Einigung in Italien
Italiens populistische Anti-System-Parteien haben sich erneut auf eine gemeinsame Regierung geeinigt – diesmal unter Einbeziehung der Postfaschisten. Als Premier wird abermals Giuseppe Conte vorgeschlagen, der seine Regierungsträume eigentlich schon begra
Man habe sich doch mit der Lega auf eine Regierung geeinigt, verkündete Fünf-Sterne-Chef Luigi di Maio Donnerstagabend.
Aus Rom ist wieder einmal ein Durchbruch bei den Verhandlungen zur Bildung einer Regierung zu vermelden: Wenn nicht alles täuscht, wird Italien nun vielleicht doch von einer Koalition aus der Protestbewegung Cinque Stelle und der rechtsradikalen Lega regiert werden. Soweit war man in Rom vor einer Woche schon einmal gewesen – doch dann war die Populisten-Regierung in letzter Sekunde noch geplatzt: Lega-Chef Matteo Salvini hatte darauf bestanden, dass der illustre EuroGegner und Ökonom Paolo Savona Finanz- und Wirtschaftsminister wird – und Staatspräsident Sergio Mattarella hatte ein Veto eingelegt.
Der 81-jährige Savona soll laut den neuesten Regierungsplänen nun Europaminister werden; als neuen Finanz- und Wirtschaftsminister schlagen die Koalitionspartner an seiner Stelle einen gewissen Giovanni Tria vor, Wirtschaftsprofessor der Römer TorVergata-Universität.
Postfaschisten dabei
Neu ist auch, dass diesmal die postfaschistischen „Fratelli d’Italia“ebenfalls in die Koalition eintreten sollen, wenn auch ohne Ministerposten. Es heißt, dass der linke Flügel der Cinque Stelle über die neuen Partner nicht begeistert sei. Premier soll, wie beim ersten Versuch, der Rechtsprofessor Giuseppe Conte werden, der letzte Woche seine Regierungsträume bereits aufgegeben hatte und nach Florenz zurückgekehrt war.
Conte war am Donnerstag dann wieder nach Rom zurückgekehrt, um im Parlamentsgebäude Montecitorio an den Koalitionsverhandlungen von Cinque Stelle, Lega und „Fratelli d’Italia“teilzunehmen. Etwas skurril wirkte dabei der Umstand, dass im gleichen Palazzo zeitgleich ein anderer designierter Regierungschef, der Ökonom Carlo Cottarelli, ebenfalls dabei war, eine Ministerliste zusammenzustellen. Cottarelli war am vergangenen Montag von Staatspräsident Mattarella mit der Bildung einer Übergangsregierung beauftragt worden, nachdem die Populisten-Koalition unter Conte am Sonntagabend an der Personalie Savona gescheitert war.
Cottarelli und sein Kabinett hätten Italien lediglich zu baldigen Neuwahlen Ende Juli oder im Herbst führen sollen. Diese wären nun vom Tisch, falls sich die gestrige Einigung von Cinque Stelle, Lega und Fratelli d’Italia als dauerhaft erweisen und Mattarella dieser Liaison seinen Segen geben sollte. Wie immer, wird Mattarella sowohl bei der Ernennung des Regierungschefs als auch der Minister das letzte Wort haben. Offen ist insbesondere noch, ob er Savona auf dem Posten des Europaministers für ausreichend politisch entschärft halten wird – und ob der als eigenwillig bekannte Professor seine Degradierung akzeptieren wird.
Latente Gefahr für Euro
Zumindest die Opposition hält die Gefahr eines Euro-Austritts mit der Versetzung Savonas für keineswegs gebannt.
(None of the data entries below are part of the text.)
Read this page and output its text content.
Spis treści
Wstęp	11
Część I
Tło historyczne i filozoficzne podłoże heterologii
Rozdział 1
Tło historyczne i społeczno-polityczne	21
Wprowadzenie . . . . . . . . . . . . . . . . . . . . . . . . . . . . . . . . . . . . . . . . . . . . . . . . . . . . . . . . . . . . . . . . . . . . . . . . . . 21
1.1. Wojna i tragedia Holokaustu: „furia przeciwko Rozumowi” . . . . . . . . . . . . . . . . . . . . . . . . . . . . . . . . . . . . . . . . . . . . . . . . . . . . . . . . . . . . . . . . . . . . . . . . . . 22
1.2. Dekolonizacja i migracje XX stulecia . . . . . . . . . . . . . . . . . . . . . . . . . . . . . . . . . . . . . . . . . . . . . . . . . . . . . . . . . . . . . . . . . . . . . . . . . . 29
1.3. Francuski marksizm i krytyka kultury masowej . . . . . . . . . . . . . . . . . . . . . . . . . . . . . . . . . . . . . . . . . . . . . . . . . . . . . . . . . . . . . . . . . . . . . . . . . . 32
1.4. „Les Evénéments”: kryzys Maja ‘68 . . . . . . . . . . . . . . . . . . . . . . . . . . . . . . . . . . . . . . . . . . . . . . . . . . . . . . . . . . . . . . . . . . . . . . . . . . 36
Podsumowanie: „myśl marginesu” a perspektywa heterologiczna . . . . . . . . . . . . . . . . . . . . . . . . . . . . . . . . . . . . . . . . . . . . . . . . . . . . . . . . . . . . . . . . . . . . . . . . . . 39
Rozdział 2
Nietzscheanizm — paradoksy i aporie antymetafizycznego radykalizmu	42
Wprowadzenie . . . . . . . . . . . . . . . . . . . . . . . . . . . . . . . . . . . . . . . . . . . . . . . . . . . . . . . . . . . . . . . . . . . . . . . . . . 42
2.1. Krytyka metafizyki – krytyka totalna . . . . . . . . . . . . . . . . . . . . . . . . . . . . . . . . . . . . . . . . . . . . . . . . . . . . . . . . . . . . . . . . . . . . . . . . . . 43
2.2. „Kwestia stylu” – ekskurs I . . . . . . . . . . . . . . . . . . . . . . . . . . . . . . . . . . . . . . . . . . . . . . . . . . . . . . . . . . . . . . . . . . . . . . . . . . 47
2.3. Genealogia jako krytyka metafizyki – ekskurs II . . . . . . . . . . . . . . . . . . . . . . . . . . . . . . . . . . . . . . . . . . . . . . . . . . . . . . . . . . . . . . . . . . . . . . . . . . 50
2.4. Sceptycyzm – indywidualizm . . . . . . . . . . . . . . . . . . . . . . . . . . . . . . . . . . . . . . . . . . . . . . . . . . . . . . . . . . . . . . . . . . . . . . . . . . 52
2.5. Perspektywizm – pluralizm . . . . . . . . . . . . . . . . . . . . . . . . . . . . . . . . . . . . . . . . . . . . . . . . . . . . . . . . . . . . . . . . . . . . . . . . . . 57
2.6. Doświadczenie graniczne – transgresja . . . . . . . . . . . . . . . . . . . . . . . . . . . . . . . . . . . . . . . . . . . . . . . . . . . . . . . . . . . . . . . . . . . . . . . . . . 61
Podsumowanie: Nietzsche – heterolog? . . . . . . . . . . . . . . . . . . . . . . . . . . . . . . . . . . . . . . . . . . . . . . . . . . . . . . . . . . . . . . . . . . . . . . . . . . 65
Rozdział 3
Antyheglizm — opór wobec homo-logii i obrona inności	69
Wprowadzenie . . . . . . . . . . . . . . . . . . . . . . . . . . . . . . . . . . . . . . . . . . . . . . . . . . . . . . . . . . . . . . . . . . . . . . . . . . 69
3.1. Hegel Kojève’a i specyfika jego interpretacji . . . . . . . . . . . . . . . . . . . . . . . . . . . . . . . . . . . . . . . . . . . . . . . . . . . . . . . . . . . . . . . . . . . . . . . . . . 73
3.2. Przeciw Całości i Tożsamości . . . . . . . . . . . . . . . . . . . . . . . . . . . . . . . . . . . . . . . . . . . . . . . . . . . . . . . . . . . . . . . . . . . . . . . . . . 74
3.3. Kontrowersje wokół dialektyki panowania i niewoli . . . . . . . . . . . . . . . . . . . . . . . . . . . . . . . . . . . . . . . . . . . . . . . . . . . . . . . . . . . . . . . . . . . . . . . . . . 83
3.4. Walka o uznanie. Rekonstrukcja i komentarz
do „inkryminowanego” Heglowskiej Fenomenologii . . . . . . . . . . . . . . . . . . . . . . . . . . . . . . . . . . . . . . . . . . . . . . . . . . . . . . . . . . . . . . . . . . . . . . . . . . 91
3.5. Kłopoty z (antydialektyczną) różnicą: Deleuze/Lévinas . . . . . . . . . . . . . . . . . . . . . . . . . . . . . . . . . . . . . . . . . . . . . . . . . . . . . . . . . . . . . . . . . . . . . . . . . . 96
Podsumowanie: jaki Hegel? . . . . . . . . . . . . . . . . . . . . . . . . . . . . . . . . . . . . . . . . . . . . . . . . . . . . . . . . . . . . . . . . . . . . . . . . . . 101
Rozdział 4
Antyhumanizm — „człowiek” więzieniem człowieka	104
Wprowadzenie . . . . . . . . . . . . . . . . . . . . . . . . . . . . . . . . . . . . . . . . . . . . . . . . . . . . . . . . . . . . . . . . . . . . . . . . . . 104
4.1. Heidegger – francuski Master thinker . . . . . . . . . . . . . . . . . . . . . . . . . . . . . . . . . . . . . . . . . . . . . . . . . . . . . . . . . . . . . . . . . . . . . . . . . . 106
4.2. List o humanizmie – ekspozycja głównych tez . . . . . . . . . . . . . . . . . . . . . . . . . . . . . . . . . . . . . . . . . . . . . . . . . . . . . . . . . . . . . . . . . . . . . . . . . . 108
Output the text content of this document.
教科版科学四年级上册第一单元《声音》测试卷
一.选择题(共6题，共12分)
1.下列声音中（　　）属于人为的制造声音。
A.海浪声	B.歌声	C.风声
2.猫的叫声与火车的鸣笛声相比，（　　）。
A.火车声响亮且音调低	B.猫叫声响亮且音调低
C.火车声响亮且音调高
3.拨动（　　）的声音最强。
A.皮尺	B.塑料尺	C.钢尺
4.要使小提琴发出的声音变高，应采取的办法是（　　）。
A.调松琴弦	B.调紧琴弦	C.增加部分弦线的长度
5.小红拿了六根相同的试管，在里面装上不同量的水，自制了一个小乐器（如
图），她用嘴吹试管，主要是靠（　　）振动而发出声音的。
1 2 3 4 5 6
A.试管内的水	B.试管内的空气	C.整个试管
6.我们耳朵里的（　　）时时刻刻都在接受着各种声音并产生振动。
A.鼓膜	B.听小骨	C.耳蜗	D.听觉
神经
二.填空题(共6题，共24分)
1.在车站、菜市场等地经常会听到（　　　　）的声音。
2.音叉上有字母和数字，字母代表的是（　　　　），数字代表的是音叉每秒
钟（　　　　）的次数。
Man sei seit Wochen dazu verdammt, „Zeuge eines schändlichen Theaters von Zauberlehrlingen“zu sein, erklärte der geschäftsführende Minister für wirtschaftliche Entwicklung, der Sozialdemokrat Carlo Calenda. Die neue Regierung werde „innerhalb von wenigen Wochen die Ersparnisse der Italiener vernichten“, und dafür sei nicht einmal ein Austritt aus dem Euro erforderlich. „Sie werden Italien in einen Staatskonkurs führen“, zeigte sich Calenda überzeugt.
Die Sorge ist nicht unbegründet: Das Koalitionspapier der neuen Regierung enthält eine massive Steuersenkung, ein tieferes Rentenalter und ein Bürgereinkommen, die den hochverschuldeten italienischen Staat jährlich zwischen 108 und 125 Milliarden Euro zusätzlich belasten würden.